La mise en oeuvre du Plan B

Comprendre notre intérêt national



Le 15 février dernier, Stéphane Dion prenait la parole à Ottawa devant les représentants des villes et des collectivités canadiennes pour lancer le plan de partenariat qui vise à combler le déficit d'infrastructures au pays. Il ne propose rien de moins qu'un «contrat» entre un gouvernement libéral et la population canadienne sur l'utilisation des excédents budgétaires. Le chef libéral admet que ces excédents ont été l'une des plus grosses pommes de discorde au sein de la fédération.

Le «contrat» proposé aux Canadiens nous ferait passer selon lui de l'ère des conflits à celle de la collaboration. Le plan d'infrastructures est particulièrement éclairant quant à sa vision des rapports de collaboration souhaités puisqu'il fait fi des compétences des provinces.
Il faut se rappeler que Stéphane Dion faisait partie du gouvernement libéral qui, au milieu des années 1990, ne s'était pas inquiété des conséquences des compressions brutales dans les paiements de transfert aux provinces. Pour renflouer ses coffres, le gouvernement central avait privé les provinces de ressources financières vitales, mettant en danger l'accès aux services de santé et l'intégrité des programmes sociaux. Ce sont ces compressions qui ont conduit à l'état de délabrement des infrastructures au Canada, dont parle aujourd'hui avec émotion Stéphane Dion aux membres de la Fédération canadienne des municipalités en ne ménageant aucun qualificatif: ponts en ruine, aqueducs qui fuient de toutes parts, transports en commun déficients.
Derrière ce désengagement du gouvernement central amorcé à la veille du référendum de 1995, il y avait la volonté de mettre les provinces au pas et, à plus long terme, l'objectif d'imposer de nouvelles règles du jeu dès que le contexte financier serait plus favorable.
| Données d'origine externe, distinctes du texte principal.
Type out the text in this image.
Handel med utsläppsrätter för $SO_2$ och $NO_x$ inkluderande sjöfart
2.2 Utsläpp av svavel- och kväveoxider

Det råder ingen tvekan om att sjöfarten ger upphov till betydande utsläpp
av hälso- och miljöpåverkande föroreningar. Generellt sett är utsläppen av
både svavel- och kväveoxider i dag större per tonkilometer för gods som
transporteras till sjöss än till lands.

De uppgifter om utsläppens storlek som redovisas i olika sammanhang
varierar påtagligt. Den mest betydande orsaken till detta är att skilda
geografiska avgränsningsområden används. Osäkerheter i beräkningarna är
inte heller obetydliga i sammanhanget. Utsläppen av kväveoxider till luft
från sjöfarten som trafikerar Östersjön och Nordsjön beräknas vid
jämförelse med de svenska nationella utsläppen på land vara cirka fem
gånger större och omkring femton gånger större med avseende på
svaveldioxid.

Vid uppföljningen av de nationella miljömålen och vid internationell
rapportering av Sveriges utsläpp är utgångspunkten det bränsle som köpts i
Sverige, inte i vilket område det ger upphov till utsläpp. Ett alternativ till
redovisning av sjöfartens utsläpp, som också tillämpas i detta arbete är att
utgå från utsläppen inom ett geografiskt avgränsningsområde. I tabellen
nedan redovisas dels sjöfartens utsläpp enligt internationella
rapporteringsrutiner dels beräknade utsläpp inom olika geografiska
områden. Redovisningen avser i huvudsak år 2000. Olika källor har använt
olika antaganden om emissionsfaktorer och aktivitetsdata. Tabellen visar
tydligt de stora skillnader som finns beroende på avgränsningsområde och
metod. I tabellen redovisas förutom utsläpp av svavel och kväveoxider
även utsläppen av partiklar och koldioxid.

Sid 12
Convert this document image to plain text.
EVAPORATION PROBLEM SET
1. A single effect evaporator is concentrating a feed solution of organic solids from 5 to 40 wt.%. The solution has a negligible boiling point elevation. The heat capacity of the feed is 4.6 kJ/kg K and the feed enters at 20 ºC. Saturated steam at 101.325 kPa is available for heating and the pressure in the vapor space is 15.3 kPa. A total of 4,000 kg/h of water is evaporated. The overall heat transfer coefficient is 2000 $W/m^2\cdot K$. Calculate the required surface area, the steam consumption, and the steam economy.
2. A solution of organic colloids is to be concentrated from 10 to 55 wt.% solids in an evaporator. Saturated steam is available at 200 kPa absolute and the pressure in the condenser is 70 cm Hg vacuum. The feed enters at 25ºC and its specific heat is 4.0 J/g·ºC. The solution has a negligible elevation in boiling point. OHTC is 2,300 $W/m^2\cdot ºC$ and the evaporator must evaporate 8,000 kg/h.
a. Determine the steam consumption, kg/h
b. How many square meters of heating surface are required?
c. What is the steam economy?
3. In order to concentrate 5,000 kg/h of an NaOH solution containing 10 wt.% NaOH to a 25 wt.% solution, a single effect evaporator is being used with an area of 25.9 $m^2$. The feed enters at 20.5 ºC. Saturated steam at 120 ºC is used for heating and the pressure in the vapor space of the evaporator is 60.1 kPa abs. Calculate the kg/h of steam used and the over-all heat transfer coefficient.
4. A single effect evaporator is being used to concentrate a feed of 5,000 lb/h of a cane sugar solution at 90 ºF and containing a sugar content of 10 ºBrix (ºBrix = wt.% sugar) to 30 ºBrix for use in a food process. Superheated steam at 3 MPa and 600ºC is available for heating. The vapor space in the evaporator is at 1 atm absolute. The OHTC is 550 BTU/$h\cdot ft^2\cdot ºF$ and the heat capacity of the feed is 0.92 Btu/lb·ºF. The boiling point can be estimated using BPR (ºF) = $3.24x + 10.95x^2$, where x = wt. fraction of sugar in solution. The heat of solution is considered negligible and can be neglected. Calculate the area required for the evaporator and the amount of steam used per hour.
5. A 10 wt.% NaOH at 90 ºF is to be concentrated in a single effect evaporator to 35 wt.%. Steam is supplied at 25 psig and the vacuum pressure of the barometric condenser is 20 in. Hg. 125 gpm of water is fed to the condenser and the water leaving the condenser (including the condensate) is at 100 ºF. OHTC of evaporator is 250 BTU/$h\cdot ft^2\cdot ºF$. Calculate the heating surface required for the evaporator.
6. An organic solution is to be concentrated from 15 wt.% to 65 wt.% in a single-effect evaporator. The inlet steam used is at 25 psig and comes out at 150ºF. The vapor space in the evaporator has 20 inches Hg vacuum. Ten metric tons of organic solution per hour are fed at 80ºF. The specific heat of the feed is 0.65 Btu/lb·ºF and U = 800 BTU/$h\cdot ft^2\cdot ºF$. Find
Stéphane Dion veut profiter du fait que les villes sont affamées et qu'elles seront tentées de se ruer sur l'aide qui leur est offerte, sans tenir compte des répercussions que l'approche libérale aura sur le plan constitutionnel.
Le discours de Stéphane Dion s'inscrit dans le sillon de celui de ses prédécesseurs à la tête du Parti libéral du Canada depuis 1968. Cela nous rappelle aussi de façon plus particulière la tentative du gouvernement fédéral de passer par-dessus la tête des gouvernements provinciaux en 1983. Le ministre André Ouellet, alors qu'il avait le portefeuille du ministère des Travaux publics, avait entrouvert cette porte, mais la réplique du gouvernement du Québec avait été cinglante: un non catégorique à l'intervention d'Ottawa dans ses champs de compétence et un avertissement aux municipalités qui accepteraient l'aide fédérale de s'attendre à voir leurs subsides réduits dans la même proportion par le gouvernement québécois.
L'Union sociale canadienne est un autre exemple de l'offensive du gouvernement central pour s'immiscer dans le champ de la santé, domaine relevant constitutionnellement des provinces. Cet accord imposé au Québec en 1999 visait à instaurer, tout comme le présent projet de Stéphane Dion sur les infrastructures, un contrat entre un gouvernement libéral et les Canadiens d'aujourd'hui et de demain. La politique canadienne aurait-elle rompu avec les obligations constitutionnelles établies précédemment? A-t-on tourné le dos aux pratiques fédérales en s'adressant directement «aux Canadiens» pour obtenir la légitimité pour des actions qu'il serait difficile d'obtenir autrement.
Aussi, apprend-on dans ce même discours que les libéraux sous la gouverne de Stéphane Dion consacreraient une partie des surplus à la pureté de l'air, à la salubrité de l'eau et aux transports publics, comme si ces domaines relevaient uniquement du gouvernement central. Pour combler le déficit d'infrastructures au Canada, Stéphane Dion est prêt à creuser le déficit fédératif. En contournant les États membres de la fédération pour s'adresser à l'ensemble des Canadiens, il marginalise la position du Québec et trahit l'esprit fédératif sur lequel le pays a été fondé. Agissant dès lors comme si le Canada était un régime politique unitaire.
Force est de constater que Stéphane Dion a raison de dire que nous faisons face à un déficit d'infrastructures, mais c'est d'un déficit fédératif qu'il est question. La raison du plus fort n'a pas lieu d'exister dans une fédération qui se respecte. Il faut travailler à rétablir le lien de confiance entre les ordres de gouvernement plutôt que de chercher, selon l'expression consacrée, à diviser pour mieux régner. La solution que préconise Stéphane Dion pour répondre aux défis de gouvernance et pour gérer les conflits ne conduit qu'à un appauvrissement des pratiques fédérales. Pour un chef qui veut se présenter sous un jour nouveau, force est de constater qu'il reste fidèle à la tradition Trudeau-Chrétien.
Le chemin proposé par le chef du Parti libéral du Canada est en droite ligne avec le «Plan B» en ce qu'il cherche à assurer l'emprise canadienne sans tenir compte des rôles dévolus à chacun par la constitution. En outre, il remet en question le principe de l'autonomie provinciale et tente d'imposer une vision hégémonique et monochrome de la réalité canadienne. Stéphane Dion ne croyait pas si bien dire lorsqu'il avançait le 29 juillet 2000, dans le cadre d'une conférence tenue sous l'égide de l'Association canadienne de science politique, que nous «devions partager la méfiance de Tocqueville à l'égard de l'uniformité et miser sur la pluralité des expériences». C'est donc de lui qu'il faut se méfier!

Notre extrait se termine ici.